UNIDENTIFIED: I do think that you have a major misperception that perhaps the audience should know if they don't, and that is that perhaps the decline in cases of malaria in the last decade, that is probably totally unrelated to the screening policies. Because as most of the audience knows, we have been screening geographically for malaria for more than 30 days. This didn't start with the 1994 FDA policy. We have tweaked it a little bit. We actually have screened people for whether they took prophylaxis, different geographic areas. But screening has been going on for more than 30 years, and I think it would be foolhardy to believe that changes over the last 10 years have resulted in a decline of transfusion-transmitted malaria. Clearly there are a lot of other issues.
(Whereupon, a break was taken at 10:21 a.m.)
SESSION II: TESTING FOR MALARIA INFECTIONS
Roger Dodd, PhD, Session Chair
Technical problems with equipment. Introduction of first speaker not recorded.)
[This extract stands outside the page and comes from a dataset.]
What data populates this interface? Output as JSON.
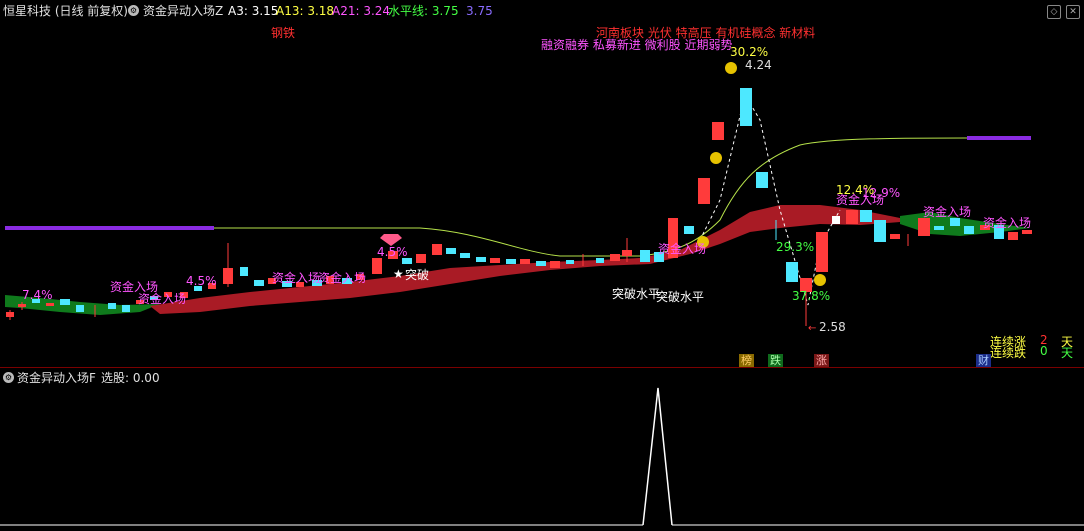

Developing a Test to Detect Malaria Infections in Blood Donors
by P. Nigel Appleton
MR. APPLETON: I have to say thanks for being invited. Sorry. I will get used to this technology eventually. I have to say thank you for being invited. It is an honor to be here and a pleasure. I am always rather surprised not to be booed and hissed because I'm commercial.
(Laughter.)
Thank you for that. Okay. To put me in context, New Market actually is a diagnostics company operated from the rural end of eastern England, and I am reliably informed that I keep my hands to myself.
(Laughter.)
I am reliably informed that the part of England we operate from is going to be thick with enough of these mosquitos by 2025 or dripping parasites, but there we go. Here I am.